08-09-2020 | | By Robin Mitchell
With Moore’s law coming to an end, silicon foundries are looking at inventive ways to continue the number of transistors on ICs. One way is to go up instead of down, so what are 3D ICs, are they in use, and what different methods for creating 3D chips exist?
Moore’s law states that the number of transistors on an IC doubles every two years, and this has mostly held true since the introduction of the first integrated circuits. This doubling of transistors is what has mostly driven improvements in electronics, as the doubling of transistors not only improves performance with the ability to process more data but also leads to lower power requirements per computation. However, now that transistors are becoming atomic in scale (with some gates being as small as 20 silicon atoms across), making transistors smaller is a very difficult task, and cannot even be guaranteed. As a result, companies, such as Intel, which rely on reducing transistor sizes to bring out improved technology have had difficulties in bringing updated architectures, and thus holding the industry back by a number of years.

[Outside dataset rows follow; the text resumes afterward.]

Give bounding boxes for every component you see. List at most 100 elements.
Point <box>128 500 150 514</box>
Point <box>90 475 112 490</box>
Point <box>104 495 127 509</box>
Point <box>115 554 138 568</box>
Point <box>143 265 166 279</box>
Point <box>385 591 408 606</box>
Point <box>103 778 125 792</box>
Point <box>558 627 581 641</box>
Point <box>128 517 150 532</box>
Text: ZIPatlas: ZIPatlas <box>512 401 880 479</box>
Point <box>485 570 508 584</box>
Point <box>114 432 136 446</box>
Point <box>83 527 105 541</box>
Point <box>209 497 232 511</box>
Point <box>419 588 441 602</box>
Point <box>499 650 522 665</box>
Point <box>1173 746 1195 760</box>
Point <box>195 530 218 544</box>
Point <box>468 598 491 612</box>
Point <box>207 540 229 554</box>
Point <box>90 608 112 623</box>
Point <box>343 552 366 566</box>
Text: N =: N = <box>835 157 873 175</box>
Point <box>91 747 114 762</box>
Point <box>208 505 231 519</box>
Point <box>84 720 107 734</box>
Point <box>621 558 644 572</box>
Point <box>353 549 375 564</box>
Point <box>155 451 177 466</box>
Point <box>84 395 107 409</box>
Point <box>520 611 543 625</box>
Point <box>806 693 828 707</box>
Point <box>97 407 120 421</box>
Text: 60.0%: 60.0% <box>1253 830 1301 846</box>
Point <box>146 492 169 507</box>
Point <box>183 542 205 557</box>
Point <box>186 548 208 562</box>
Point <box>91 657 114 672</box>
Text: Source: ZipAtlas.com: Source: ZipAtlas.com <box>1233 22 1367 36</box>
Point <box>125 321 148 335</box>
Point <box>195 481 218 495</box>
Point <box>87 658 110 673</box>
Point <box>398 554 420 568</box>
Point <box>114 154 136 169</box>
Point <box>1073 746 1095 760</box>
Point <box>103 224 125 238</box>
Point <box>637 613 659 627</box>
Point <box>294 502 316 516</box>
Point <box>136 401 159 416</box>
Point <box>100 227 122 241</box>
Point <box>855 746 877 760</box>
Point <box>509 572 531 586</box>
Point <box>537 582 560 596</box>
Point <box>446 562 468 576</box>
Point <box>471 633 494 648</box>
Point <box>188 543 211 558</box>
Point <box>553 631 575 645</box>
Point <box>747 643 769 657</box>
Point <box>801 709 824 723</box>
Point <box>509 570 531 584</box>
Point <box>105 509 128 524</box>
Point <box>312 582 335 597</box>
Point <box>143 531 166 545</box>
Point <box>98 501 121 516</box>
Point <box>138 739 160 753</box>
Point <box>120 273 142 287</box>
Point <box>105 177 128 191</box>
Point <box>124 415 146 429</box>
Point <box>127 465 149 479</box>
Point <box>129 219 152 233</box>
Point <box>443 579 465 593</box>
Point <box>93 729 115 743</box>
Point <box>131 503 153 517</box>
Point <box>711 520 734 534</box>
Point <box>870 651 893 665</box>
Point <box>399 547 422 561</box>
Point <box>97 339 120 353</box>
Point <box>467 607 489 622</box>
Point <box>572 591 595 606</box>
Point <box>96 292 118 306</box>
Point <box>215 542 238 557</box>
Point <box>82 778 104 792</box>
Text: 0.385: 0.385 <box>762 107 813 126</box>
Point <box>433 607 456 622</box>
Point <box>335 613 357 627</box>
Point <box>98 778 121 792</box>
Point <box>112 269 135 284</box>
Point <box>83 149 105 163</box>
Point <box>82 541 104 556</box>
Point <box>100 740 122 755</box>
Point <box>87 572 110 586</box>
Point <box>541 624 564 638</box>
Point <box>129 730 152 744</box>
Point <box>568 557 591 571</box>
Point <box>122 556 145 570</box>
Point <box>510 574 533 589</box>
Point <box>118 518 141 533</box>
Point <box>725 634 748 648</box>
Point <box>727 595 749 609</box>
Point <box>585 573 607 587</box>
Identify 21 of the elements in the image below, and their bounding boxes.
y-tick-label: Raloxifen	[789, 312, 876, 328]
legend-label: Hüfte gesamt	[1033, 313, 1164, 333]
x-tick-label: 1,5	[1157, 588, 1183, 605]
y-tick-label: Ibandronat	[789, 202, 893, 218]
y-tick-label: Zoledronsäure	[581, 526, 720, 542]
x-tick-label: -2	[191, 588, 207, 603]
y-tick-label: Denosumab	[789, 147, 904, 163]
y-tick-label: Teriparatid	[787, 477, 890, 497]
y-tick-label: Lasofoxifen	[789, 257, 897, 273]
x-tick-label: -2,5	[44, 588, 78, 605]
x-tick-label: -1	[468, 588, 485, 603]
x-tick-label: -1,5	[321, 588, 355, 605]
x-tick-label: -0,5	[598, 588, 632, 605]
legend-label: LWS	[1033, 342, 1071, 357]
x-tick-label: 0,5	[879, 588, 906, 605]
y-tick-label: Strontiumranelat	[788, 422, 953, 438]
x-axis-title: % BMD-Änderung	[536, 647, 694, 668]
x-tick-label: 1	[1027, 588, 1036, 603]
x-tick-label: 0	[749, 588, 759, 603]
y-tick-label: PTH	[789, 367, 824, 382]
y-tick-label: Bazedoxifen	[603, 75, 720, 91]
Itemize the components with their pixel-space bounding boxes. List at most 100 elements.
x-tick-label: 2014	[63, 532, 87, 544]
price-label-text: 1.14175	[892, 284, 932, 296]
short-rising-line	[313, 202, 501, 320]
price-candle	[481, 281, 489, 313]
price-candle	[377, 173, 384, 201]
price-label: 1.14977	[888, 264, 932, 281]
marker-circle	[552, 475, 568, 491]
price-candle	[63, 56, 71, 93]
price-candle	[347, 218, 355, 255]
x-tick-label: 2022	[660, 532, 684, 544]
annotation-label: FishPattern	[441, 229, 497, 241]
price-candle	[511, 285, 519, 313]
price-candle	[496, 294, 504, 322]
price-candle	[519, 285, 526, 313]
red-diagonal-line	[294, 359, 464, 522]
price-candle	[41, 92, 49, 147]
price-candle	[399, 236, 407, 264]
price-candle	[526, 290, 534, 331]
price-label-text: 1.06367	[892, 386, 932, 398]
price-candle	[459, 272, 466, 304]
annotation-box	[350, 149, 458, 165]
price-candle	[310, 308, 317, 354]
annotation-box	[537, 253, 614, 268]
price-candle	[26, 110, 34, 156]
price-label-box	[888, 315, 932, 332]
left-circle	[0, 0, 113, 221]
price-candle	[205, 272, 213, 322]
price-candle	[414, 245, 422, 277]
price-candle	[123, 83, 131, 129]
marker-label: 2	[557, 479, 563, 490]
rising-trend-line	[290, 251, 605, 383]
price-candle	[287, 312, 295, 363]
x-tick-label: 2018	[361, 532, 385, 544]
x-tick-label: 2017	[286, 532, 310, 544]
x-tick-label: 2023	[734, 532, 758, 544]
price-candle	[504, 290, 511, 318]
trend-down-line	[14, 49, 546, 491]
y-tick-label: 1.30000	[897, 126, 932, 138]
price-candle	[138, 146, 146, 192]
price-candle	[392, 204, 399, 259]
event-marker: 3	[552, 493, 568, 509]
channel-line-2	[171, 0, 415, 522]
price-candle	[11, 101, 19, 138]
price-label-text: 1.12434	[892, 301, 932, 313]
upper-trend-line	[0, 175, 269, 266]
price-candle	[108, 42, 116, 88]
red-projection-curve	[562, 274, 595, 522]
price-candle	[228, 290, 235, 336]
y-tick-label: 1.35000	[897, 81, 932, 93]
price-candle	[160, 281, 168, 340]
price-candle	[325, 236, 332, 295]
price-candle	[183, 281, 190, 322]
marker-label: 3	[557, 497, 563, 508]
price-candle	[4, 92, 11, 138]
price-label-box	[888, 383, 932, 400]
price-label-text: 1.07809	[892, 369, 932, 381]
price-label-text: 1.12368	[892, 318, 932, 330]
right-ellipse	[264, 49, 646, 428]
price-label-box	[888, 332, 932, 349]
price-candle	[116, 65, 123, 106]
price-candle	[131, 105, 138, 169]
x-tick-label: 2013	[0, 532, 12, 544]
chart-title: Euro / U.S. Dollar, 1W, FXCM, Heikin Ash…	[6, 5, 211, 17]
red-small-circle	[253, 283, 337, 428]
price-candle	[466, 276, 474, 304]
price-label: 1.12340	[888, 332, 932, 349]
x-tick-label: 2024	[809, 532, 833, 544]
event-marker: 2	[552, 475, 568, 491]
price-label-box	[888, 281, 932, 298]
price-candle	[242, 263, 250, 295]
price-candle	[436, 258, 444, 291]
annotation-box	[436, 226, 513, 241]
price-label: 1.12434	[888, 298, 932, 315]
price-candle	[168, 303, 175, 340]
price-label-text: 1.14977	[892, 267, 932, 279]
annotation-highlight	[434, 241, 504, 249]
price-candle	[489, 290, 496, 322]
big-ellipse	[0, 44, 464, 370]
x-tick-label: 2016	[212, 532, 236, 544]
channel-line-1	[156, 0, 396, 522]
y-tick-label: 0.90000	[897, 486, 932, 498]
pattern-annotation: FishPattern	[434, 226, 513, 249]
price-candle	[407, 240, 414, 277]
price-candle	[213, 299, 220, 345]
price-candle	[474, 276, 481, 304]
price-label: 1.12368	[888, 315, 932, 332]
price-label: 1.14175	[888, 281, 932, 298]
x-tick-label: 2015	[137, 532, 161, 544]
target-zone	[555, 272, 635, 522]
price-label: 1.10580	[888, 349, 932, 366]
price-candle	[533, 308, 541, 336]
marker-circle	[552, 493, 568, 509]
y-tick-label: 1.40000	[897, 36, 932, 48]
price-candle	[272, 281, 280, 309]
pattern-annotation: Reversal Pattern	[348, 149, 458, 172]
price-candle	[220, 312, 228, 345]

Soon, transistors will become too small to reduce, and their physical limits will effectively stop transistor counts increasing on chips. However, all of this time, scientists have focused on going down to fit more transistors onto a die, and all transistors on a typical CPU exist in a 2D plane. What would happen if researchers take inspiration from Star Trek, and turn the chessboard into a 3D playing field?
2.5D ICs are one solution for the inability to reduce transistor sizes, and essentially are multiple dies connected together via bond wires into a single package. Semiconductor dies themselves are incredibly small, and those that are large (such as those found in CPUs), house billions of transistors which his far more than enough for most applications.
While 2.5D ICs do not go up, they can take advantage of incredibly small silicon dies, all of which can be used for different functions, and combine them into a single package. One of the biggest challenges faced with semiconductor foundries is the reduction in chip yield as a die becomes larger. The more dies that fit on a single wafer, the higher the chance that a die will succeed as point defects are less likely to affect individual dies. If large die designs can be broken down into multiple smaller chips, not only could IC yields increase, but they can easily be customised, and the use of automatic wire bonding machines helps to automate the process. However, even then, 2.5D designs do not go vertically and are still restricted to the 2D plane.
A 3D IC is one that builds up vertically, with active components (such as transistors) existing on-top of each other. Such technology can dramatically increase the number of transistors in a package as each layer effectively doubles the number of total devices. Stacking transistors also allows designers to focus on a set of different challenges instead of trying to further reduce the physical size of transistor features. Achieving 3D ICs can be done using multiple methods with the two most common being die-to-die and monolithic.
A die-to-die stacked 3D IC would stack multiple dies on top of each other, and utilise either bond wires or vias to electrically connect the layers. A major advantage to such a construction method is that each die can be tested before being bonded, thus ensuring that only verified dies that function are used. This helps to improve the yield of 3D ICs, and therefore reduce the final cost.
3D monolithic ICs are most likely the ideal goal for the industry to use due to their all-in-one construction method.A 3D monolithic IC is one that is grown in layers, exactly the same as typical ICs, and each active layer that holds transistors is deposited onto a single die. Instead of combining multiple dies, a monolithic 3D IC is one continuous piece of semiconductor, and interconnection layers bond various transistors in different layers together.
This method has various manufacturing benefits when compared to other technologies, including the lack of a need for die alignment, silicon vias, or wire bonds. The manufacturing method also allows for continuous fabrication on a single wafer, and the final device is smaller than those using stacked dies. However, unlike other methods, 3D monolithic ICs are still years away, and only 3D FLASH technology can be considered to be the only commercial example of a 3D IC.
Going up instead of down is going to be the best result for the industry moving ahead unless an alternative semiconductor technology allows for either smaller transistors (unlikely), or those that can operate significantly faster. While building up has its challenges (heat dissipation for one would be a nightmare), it will allow for transistor counts to continue increasing, and in a world which is becoming more dependent on advantage multiprocessor applications, more cores will become incredibly important.